PJ Holden has been extremely helpful. Just as I had given up hope of ever getting my foot in the door of comics PJ comes along and shows me a glimmer of light. Let me explain, a little wile ago I started posting some colouring I was doing as a last ditched attempt to claw my way into the medium and gain some credibility. I posted the first few pages about hear and there and it went largely unnoticed except on the pencil monkey forum run by none other then PJ Holden himself. Pencil monkey is a message board I would recommend to any small press or independent comics creator or any one interested in becoming involved in comics, it’s the best board for the UK small press scene.
One of the main reasons it’s so hard to break into comics is it’s tricky to know what’s expected of you. sure you can buy ‘how to’ books and you can watch tutorials on line (some of witch are quite interesting) but the insight you get is normally into how a particular artist works, not how the creative industry operates. Working with a seasoned professional is giving me an insight into what is expected and hopefully that will translate into credibility if I can scare up some work (and that’s another thing PJ has been helping with placing a link to me on his blog and making sure I know what ground to put my ear too). Also as an unexpected bonus PJ has asked me to colour a Strip for him written by Leah Moore and John Reppion and published by an independent American publisher. It’s all exciting stuff.
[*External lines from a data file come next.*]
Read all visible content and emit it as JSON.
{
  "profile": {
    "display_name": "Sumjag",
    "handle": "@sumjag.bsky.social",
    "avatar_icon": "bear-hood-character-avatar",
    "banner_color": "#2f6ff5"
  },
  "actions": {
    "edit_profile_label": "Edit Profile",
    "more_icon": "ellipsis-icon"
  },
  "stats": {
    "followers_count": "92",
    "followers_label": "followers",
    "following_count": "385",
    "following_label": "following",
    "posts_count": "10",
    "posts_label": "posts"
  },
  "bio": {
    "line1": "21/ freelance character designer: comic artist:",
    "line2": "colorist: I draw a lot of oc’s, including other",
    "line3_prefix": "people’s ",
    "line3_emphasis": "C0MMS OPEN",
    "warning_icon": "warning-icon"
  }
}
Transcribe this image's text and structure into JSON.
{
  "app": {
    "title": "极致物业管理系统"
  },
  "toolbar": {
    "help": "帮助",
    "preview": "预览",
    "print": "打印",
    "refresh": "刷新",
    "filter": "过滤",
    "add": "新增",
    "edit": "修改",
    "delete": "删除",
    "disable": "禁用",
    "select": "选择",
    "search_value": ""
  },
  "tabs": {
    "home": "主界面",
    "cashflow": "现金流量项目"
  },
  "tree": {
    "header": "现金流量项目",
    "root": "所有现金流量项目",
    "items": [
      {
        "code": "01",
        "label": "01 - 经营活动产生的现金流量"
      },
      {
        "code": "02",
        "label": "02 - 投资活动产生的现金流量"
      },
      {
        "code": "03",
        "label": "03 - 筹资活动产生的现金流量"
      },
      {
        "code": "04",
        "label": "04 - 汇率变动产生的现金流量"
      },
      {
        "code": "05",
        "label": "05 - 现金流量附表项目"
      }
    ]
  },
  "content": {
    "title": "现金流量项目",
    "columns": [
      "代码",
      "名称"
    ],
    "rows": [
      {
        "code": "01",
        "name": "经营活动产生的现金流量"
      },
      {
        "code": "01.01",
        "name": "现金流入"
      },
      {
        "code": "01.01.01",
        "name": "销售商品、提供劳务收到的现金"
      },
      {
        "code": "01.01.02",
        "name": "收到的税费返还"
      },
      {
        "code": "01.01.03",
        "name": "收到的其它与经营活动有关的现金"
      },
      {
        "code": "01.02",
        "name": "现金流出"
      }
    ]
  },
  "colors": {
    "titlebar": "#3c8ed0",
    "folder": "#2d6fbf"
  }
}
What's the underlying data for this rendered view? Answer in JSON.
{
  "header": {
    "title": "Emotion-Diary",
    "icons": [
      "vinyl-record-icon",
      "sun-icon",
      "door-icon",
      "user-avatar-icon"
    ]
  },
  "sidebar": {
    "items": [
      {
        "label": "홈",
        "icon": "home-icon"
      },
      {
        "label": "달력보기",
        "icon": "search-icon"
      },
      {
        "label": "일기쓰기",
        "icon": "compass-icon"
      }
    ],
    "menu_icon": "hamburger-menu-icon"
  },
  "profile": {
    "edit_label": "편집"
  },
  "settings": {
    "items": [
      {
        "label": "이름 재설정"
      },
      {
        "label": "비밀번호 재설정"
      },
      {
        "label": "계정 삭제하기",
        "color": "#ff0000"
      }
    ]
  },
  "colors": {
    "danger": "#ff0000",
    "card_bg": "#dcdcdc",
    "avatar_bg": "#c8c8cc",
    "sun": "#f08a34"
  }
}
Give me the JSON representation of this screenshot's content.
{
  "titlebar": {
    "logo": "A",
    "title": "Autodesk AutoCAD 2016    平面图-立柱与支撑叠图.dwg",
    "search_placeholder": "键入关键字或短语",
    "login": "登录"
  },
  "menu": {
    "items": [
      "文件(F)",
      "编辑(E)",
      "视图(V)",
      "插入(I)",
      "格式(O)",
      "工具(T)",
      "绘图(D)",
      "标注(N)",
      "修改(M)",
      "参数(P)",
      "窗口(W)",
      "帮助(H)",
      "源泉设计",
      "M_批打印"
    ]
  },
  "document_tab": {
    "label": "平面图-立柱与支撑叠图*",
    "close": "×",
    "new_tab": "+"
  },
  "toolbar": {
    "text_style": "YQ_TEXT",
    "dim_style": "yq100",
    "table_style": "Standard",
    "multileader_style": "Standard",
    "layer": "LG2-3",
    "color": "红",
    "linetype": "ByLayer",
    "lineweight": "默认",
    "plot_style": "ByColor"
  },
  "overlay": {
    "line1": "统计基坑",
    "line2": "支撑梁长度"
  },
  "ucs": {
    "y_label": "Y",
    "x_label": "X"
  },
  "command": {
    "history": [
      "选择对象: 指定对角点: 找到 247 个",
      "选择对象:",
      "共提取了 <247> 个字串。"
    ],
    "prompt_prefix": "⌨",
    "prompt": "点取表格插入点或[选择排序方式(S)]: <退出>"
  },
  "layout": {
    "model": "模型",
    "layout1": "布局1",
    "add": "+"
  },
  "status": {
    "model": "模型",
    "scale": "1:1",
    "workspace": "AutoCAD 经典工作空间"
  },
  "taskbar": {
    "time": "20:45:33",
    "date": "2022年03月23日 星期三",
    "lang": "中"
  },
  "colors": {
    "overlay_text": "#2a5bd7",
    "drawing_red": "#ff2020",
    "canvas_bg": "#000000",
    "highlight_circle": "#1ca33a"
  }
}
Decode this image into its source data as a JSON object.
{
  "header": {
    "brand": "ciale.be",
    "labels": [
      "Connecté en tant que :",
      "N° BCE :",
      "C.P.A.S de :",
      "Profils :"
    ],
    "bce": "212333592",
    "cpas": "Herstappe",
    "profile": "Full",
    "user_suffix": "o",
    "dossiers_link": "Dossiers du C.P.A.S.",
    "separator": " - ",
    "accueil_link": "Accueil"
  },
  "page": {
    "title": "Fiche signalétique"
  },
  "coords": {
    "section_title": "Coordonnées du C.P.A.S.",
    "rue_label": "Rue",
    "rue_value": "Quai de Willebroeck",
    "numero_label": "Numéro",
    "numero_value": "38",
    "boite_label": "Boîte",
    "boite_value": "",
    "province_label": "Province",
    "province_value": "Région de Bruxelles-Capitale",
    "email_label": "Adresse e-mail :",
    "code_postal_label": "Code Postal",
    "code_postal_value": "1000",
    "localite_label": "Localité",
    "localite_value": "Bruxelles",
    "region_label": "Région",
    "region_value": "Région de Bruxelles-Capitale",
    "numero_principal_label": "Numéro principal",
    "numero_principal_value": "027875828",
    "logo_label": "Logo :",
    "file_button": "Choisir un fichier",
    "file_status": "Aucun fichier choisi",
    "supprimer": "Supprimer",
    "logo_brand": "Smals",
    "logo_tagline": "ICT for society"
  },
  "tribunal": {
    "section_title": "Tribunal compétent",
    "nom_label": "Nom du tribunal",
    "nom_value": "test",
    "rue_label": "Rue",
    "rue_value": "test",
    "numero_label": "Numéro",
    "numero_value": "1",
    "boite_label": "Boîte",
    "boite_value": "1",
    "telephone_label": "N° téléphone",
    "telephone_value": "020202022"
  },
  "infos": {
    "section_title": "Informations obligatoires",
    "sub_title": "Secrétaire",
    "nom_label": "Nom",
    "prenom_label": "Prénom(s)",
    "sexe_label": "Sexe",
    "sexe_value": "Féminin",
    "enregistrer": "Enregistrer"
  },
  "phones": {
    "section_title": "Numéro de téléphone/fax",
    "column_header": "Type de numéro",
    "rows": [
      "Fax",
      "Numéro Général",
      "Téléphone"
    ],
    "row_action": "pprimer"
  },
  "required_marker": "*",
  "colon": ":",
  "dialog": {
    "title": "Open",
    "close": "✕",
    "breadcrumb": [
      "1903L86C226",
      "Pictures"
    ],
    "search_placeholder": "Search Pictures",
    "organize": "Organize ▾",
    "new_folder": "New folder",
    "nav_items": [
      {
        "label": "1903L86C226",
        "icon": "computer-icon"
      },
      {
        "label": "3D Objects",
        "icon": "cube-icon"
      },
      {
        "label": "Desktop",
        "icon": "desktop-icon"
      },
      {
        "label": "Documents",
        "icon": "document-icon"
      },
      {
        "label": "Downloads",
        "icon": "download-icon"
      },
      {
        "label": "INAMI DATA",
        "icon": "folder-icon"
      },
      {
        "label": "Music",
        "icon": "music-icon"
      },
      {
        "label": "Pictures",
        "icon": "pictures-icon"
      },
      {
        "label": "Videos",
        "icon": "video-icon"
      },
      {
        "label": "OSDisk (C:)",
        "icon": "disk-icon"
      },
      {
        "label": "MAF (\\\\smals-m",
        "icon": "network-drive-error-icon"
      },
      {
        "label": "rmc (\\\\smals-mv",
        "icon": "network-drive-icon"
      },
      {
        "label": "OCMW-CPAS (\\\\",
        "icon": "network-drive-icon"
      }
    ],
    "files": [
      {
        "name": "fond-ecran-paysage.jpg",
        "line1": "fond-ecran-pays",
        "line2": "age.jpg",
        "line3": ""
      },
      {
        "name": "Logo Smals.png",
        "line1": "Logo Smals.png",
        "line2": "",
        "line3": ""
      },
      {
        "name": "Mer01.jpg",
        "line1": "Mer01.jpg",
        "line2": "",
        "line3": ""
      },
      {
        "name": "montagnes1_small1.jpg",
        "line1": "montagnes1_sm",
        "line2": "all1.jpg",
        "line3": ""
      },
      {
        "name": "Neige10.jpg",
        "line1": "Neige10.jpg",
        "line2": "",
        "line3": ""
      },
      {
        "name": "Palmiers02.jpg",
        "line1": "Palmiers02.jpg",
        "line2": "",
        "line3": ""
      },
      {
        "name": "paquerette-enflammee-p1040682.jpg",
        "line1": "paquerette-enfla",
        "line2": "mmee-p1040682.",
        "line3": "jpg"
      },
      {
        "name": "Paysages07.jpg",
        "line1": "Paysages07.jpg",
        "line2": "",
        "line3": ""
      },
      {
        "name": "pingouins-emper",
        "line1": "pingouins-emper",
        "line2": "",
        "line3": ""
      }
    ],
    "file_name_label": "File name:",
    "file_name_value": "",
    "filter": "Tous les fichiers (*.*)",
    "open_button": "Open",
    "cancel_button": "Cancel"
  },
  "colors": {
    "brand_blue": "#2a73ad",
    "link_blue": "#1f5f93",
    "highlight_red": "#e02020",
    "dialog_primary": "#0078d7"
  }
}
I mentioned before that I had never really thought of myself as a colourist and in these days of studio produced anonymous colouring that’s still true but there are plenty of artist, really good artist that colour other peoples work, Peter Doherty, d’Israeli and John Higgins either are colouring or have coloured other peoples work and 2000ad’s regular colourist are for the most part distinctive and high quality. It’s amazing the difference colouring can make to the artwork, it can compliment it or it can crap all over it and it’s amazing how little respect it gets. Veteran artist Ian Gibbson Had a bit of a rant about the faceless bland colouring we normally see in American comics and he’s right, how could anything produced by a studio on a production line ever have an artist touch or a distinctive feel? All the top comics look like they have been inked not just on computer but by a computer and the same computer at that. The differences between the artist are lost as the colour pulls everything together pushing out the nuances and making it look the same as everything else. Far from thinking that the colourist is unimportant I think it’s time for there importance to be recognised, I think it’s time for a colourist come back.